Fix UTF-8 validation bug where some cases didn't get replacement chars inserted correctly
authorBrion Vibber <brion@users.mediawiki.org>
Sun, 14 Nov 2004 02:24:44 +0000 (02:24 +0000)
committerBrion Vibber <brion@users.mediawiki.org>
Sun, 14 Nov 2004 02:24:44 +0000 (02:24 +0000)
includes/normal/CleanUpTest.php
includes/normal/UtfNormal.php

index 64f7b63..2dd8d56 100644 (file)
@@ -1,4 +1,8 @@
 <?php
+/** */
+if( isset( $_SERVER['argv'] ) && in_array( '--icu', $_SERVER['argv'] ) ) {
+       dl( 'php_utfnormal.so' );
+}
 
 #ini_set( 'memory_limit', '40M' );
 
@@ -214,6 +218,28 @@ class CleanUpTest extends PHPUnit_TestCase {
                        }
                }
        }
+       
+       function testChunkRegression() {
+               # Check for regression against a chunking bug
+               $text   = "\x46\x55\xb8" .
+                         "\xdc\x96" . 
+                         "\xee" .
+                         "\xe7" .
+                         "\x44" .
+                         "\xaa" .
+                         "\x2f\x25";
+               $expect = "\x46\x55\xef\xbf\xbd" .
+                         "\xdc\x96" . 
+                         "\xef\xbf\xbd" .
+                         "\xef\xbf\xbd" .
+                         "\x44" .
+                         "\xef\xbf\xbd" .

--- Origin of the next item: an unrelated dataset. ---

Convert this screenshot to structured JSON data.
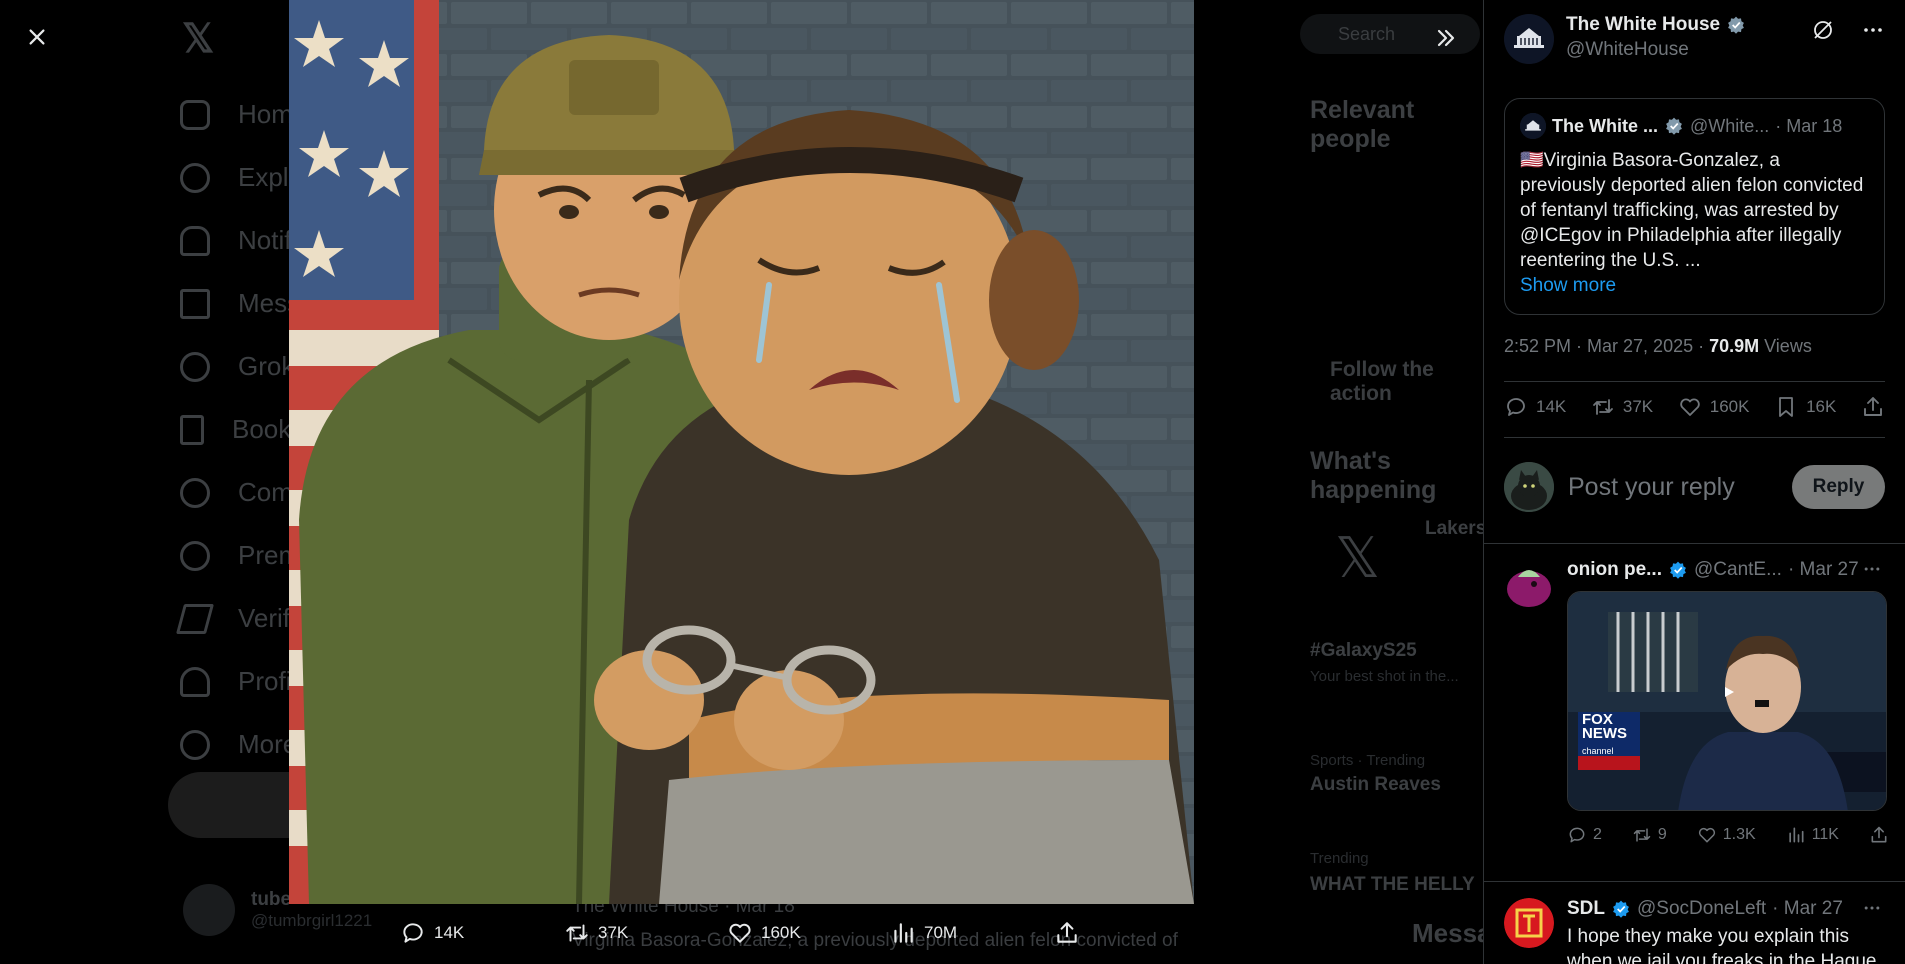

+                         "\x2f\x25";
+
+               $this->assertEquals(
+                       bin2hex( $expect ),
+                       bin2hex( UtfNormal::cleanUp( $text ) ) );
+       }
 
 }
 
index 2883342..7dd9072 100644 (file)
@@ -350,7 +350,6 @@ class UtfNormal {
                                                                $replace[] = array( UTF8_REPLACEMENT,
                                                                                                        $base + $i + 1 - strlen( $sequence ),
                                                                                                        strlen( $sequence ) );
-                                                               $base += $chunk;
                                                                break 2;
                                                        } else {
                                                                # Illegal tail byte; abandon the sequence.